Improvvisamente sento un battito d'ali, mi giro e scorgo una femmina di gallo forcello che vola da un larice al pendio innevato dove un maschio gorgheggia. 
Con aria quasi indifferente fa un giro largo attorno all'agitatissimo ballerino, pochi passi in là poi a sinistra, si ferma, si gira, becca qualcosa a terra poi si volta e a rapidi passetti raggiunge il maschio e con lui sparisce tra i larici.

Il secondo maschio non si dà per vinto e prosegue lo spettacolo in compagnia di altri due individui che dal dosso alla mia destra rispondono alla provocazione canora.

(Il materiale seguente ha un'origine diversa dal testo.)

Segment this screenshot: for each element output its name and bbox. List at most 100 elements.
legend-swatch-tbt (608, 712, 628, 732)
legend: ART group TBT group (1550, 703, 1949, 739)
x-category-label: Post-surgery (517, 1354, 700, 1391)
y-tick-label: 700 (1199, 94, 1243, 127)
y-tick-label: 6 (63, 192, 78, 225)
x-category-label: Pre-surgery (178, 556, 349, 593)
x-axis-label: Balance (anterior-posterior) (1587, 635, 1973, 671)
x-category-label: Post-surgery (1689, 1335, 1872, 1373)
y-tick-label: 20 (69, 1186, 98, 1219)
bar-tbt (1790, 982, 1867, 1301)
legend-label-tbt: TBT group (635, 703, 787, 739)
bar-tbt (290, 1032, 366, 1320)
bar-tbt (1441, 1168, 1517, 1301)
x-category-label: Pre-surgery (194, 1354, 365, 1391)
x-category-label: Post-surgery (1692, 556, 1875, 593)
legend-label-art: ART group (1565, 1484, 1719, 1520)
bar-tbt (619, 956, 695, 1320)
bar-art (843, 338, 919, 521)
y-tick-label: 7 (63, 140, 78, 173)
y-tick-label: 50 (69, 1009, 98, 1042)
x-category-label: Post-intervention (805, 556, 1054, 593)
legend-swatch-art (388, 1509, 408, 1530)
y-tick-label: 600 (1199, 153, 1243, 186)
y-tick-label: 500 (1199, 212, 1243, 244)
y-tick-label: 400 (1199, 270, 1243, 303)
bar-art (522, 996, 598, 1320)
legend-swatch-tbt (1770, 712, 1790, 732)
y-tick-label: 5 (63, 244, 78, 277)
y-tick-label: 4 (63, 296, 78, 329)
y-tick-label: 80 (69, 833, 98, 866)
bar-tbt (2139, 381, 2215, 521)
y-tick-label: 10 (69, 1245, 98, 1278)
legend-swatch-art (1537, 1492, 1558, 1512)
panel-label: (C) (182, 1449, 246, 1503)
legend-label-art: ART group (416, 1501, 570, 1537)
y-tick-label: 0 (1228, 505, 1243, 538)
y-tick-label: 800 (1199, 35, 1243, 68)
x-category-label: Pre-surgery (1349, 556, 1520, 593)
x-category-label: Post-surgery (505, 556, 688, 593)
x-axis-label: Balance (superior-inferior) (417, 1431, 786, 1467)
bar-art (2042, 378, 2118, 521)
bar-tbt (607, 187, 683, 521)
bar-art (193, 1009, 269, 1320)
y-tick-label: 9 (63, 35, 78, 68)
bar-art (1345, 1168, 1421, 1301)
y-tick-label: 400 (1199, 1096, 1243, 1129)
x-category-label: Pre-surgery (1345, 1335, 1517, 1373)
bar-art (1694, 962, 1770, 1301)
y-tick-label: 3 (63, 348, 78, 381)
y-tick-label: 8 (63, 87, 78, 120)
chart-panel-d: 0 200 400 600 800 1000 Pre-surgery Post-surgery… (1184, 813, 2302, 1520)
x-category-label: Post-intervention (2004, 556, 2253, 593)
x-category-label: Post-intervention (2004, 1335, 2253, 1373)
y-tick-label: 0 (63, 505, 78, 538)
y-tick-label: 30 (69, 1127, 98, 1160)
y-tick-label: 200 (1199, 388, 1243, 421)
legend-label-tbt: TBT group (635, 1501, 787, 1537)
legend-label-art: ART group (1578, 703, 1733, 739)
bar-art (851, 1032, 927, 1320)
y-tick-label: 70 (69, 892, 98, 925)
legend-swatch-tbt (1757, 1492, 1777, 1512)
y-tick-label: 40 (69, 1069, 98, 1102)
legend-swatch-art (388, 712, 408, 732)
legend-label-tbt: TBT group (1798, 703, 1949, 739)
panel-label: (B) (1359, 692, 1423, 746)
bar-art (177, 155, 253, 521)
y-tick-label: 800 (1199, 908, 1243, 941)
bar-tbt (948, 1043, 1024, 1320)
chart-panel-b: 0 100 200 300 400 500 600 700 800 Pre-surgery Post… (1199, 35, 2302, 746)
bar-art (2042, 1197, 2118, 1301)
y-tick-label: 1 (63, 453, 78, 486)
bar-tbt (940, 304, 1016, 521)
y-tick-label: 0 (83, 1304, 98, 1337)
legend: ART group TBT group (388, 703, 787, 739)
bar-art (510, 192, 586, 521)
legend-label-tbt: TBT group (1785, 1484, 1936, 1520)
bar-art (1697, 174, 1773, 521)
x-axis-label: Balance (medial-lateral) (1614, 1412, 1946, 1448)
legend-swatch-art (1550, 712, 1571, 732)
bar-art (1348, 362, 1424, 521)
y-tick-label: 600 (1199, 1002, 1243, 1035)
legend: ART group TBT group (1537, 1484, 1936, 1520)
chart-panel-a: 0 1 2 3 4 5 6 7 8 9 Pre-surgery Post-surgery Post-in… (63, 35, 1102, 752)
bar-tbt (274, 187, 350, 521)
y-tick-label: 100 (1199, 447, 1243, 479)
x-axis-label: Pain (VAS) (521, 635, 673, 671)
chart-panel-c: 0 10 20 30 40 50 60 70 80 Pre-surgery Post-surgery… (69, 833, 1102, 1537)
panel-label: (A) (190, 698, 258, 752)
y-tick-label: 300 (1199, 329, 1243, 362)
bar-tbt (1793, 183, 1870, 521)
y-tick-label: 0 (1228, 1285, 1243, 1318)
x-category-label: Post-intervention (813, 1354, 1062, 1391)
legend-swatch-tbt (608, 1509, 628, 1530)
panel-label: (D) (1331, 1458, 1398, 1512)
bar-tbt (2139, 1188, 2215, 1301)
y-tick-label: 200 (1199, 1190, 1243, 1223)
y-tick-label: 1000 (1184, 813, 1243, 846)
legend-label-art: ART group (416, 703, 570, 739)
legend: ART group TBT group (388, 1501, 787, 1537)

Come spesso capita in natura non tutti i maschi riescono a trovare una compagna; solo i cantanti più bravi ed esperti, in genere i più anziani, convolano a nozze. Le femmine scelgono il loro sposo con l'intento di assicurarsi una prole robusta che possa affrontare al meglio le avversità dell'ambiente alpino.

C'è un'altra caratteristica di questi uccelli che mi lascia stupefatta: è la loro capacità di scavarsi delle tane sotto la neve per ripararsi dal freddo e trascorrere l'inverno al sicuro, uscendo solo ogni tanto per cercare il cibo (bacche di ginepro, germogli e, in estate, mirtilli e semi vari).


Un paio d'ore dopo l'alba lo spettacolo finisce e i ballerini spariscono in un attimo, elusivi e senza concedermi un bis ... Pazienza! 

Come in un sogno sento ancora l'eco delle loro note, mentre mi avvio verso valle un poco intorpidita, ma assai soddisfatta. Lasciando il regno del gallo forcello mi frego le mani gelate nei guanti e programmo la prossima uscita, in barba al freddo!